Supporters of the state-funded private-school-voucher program in Cleveland say they are unfazed by a recent batch of bad news contained in an academic evaluation and an independent audit.
The evaluation, although preliminary, found that voucher students have not done any better academically in the first year than their peers in the Cleveland public schools.
And the audit, released late last month, says the program may have misspent as much as $1.9 million in 1996-97, its first school year in operation. The voucher program had a budget of about $5.25 million in 1996-97, and it has a budget of about $7.1 million this school year.
Some $1.5 million of the questioned expenditures involved student transportation. During the program’s first year, the audit says, many students were transported to their private schools by taxi, at a rate of $15 to $18 a day, because the Cleveland school district did not have enough buses or drivers to provide transportation.
The average cost of transporting students by school bus is $3.33 a day, according to the audit done for the state by the Cleveland office of Deloitte & Touche LLP.
Administrators of the voucher program say the transportation problem has been addressed this school year.
“We would not have had the problem if the [Cleveland] school district provided the buses we need,” said Bert Holt, the administrator of the Cleveland Scholarship and Tutoring Program.
‘Hidden Costs’
The Cleveland program this year provides vouchers worth as much as $2,250 each to 3,000 low-income students in grades K-4. The students attend 55 religious and nonreligious private schools in the city.
It is one of two major voucher programs providing public money to low-income children to attend private schools. The other is in Milwaukee, where state courts have prohibited an expansion to religious schools.
Although a state appeals court struck down the Cleveland program last year as a violation of the state and federal constitutions, the Ohio Supreme Court has allowed the program to operate while it reviews the case.
Voucher opponents say the academic evaluation and the audit reveal flaws in the program.
“There are many hidden costs that citizens don’t realize” come with the voucher program, said Michael Charney, a spokesman for the Cleveland Teachers Union, an affiliate of the American Federation of Teachers that is participating in the legal challenge to the program.
He pointed to parts of the audit revealing that some families failed to document their income qualifications for the program.
“This audit confirms the anecdotal stories we’ve received about how middle-class families are manipulating the voucher program to get a subsidy for tuition support for private school attendance,” Mr. Charney said.
However, the audit suggests that most of the income-verification problems dealt with the inadequate provision of documentation. The audit did not suggest there were any significant number of participants who did not qualify on the basis of income.
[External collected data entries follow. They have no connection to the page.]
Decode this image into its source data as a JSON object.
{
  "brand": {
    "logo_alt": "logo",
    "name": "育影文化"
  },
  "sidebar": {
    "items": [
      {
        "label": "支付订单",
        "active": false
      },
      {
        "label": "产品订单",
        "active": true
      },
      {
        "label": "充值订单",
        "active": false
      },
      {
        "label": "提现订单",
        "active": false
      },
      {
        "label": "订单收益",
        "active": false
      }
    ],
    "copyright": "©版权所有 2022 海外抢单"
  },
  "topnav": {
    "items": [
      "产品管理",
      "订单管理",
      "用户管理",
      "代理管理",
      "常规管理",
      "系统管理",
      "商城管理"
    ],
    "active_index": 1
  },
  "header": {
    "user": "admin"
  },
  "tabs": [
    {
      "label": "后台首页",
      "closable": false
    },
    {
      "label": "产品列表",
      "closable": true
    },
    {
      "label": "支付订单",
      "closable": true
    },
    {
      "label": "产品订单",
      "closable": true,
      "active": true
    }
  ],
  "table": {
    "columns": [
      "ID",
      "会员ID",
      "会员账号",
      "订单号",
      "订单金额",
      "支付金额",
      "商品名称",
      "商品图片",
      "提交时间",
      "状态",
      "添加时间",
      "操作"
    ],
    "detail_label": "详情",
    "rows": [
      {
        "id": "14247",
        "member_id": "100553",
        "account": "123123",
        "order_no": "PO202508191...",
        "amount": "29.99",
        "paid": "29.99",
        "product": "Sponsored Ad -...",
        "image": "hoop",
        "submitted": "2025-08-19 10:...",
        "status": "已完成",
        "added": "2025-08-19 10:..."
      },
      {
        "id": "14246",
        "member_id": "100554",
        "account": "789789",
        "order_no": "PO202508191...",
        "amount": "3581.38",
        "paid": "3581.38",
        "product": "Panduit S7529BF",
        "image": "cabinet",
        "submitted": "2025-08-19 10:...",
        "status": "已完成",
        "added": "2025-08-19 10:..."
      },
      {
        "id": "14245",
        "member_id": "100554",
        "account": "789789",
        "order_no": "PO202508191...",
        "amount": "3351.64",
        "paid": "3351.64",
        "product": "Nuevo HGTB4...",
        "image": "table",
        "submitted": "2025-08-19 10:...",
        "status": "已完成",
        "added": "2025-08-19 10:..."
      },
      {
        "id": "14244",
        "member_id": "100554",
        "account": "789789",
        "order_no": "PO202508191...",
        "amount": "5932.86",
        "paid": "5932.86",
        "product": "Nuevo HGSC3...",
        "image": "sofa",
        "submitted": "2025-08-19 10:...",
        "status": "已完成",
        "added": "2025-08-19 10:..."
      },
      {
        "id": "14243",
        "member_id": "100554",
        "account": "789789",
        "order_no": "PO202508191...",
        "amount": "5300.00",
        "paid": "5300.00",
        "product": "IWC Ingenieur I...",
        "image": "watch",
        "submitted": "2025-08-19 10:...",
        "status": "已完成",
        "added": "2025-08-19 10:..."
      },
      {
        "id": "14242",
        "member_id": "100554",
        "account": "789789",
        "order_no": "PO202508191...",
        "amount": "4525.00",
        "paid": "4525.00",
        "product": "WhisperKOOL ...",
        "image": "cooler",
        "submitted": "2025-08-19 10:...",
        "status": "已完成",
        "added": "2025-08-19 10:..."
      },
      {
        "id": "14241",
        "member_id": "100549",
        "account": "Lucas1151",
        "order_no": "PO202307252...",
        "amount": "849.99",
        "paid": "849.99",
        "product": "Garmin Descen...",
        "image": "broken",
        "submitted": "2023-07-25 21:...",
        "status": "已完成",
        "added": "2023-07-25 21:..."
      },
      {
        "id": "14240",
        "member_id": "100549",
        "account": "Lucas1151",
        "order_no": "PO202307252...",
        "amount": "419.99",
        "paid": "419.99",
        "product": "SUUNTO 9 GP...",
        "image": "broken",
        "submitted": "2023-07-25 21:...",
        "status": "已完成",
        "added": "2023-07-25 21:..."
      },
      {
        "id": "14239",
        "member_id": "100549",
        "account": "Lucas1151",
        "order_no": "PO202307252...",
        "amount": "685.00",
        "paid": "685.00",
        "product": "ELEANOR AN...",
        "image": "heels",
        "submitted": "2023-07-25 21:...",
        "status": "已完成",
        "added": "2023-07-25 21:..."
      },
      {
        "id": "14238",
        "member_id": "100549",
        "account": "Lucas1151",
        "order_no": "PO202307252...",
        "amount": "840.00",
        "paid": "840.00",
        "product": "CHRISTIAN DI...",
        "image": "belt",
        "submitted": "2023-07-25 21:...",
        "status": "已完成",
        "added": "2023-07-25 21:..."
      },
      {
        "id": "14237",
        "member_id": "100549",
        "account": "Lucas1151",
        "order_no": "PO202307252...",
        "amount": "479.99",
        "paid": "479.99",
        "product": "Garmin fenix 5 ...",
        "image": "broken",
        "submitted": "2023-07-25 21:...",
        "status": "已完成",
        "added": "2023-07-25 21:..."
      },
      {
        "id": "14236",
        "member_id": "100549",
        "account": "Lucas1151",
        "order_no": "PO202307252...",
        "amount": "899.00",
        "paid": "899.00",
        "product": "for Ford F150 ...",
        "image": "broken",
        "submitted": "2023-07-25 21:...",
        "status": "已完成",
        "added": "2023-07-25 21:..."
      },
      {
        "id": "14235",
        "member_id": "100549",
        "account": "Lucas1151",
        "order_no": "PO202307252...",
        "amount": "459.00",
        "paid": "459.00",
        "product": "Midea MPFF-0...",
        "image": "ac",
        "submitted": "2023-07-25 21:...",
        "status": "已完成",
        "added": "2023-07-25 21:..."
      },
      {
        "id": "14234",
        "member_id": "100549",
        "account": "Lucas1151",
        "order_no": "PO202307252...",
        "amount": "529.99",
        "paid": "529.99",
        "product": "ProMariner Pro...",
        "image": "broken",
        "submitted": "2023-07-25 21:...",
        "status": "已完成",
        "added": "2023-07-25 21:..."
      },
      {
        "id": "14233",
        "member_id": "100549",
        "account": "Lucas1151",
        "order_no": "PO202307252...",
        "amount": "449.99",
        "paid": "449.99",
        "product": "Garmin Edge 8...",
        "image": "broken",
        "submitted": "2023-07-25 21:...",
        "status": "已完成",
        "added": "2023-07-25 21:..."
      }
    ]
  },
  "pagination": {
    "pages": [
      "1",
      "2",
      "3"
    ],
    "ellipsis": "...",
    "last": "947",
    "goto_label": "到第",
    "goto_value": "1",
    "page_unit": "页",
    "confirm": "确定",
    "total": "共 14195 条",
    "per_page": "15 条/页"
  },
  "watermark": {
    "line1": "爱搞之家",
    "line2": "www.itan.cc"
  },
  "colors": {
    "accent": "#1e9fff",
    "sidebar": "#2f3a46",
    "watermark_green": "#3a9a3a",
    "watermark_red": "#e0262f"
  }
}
The audit indicates there were similar paperwork problems with families’ verification of their residence in Cleveland and with confirmation of the legal status of nonparents who said they were the guardians of voucher recipients.
“We’re talking about a group of people who have a difficult time with a system that requires quite a bit of documentation,” Ms. Holt, the program administrator, said.
She said many of the audit’s concerns have been addressed in the second year.
However, the Ohio State Controlling Board, a state budget agency, recently agreed to shift $3 million to help cover a budget shortfall in the program. State education officials say the initial budget estimates were too low because the program was started from scratch.
Achievement Data
The evaluation of the academic side of the program, commissioned by the state education department, was led by Kim K. Metcalf of the school of education at Indiana University in Bloomington, Ind.
The team evaluated 94 3rd grade voucher recipients against a sample of 449 3rd grade students of similar background who remained in the Cleveland public schools.
Both groups took the TerraNova Survey-Level 13 tests, a CTB/McGraw-Hill assessment.
The researchers’ analysis of the results found that, after accounting for socioeconomic background and demographic factors, “there are no significant differences in achievement between scholarship students and their [school district] peers.”
Mr. Metcalf said it’s too soon to draw any conclusions about the effect of the vouchers.
But every shred of achievement data over the Cleveland and Milwaukee voucher programs has been fodder for a high-stakes research battle that is being watched by educators and policymakers around the country.
A separate study of schools that opened from scratch to serve Cleveland voucher students found gains in reading and math for students in grades K-3. That study, of the Hope Central and Hope Ohio City schools, was conducted by Paul E. Peterson of Harvard University, William G. Howell of Stanford University, and Jay P. Greene of the University of Texas at Austin. (“Statistics From Cleveland Add Fuel To the Voucher Debate,” Aug. 6, 1997.)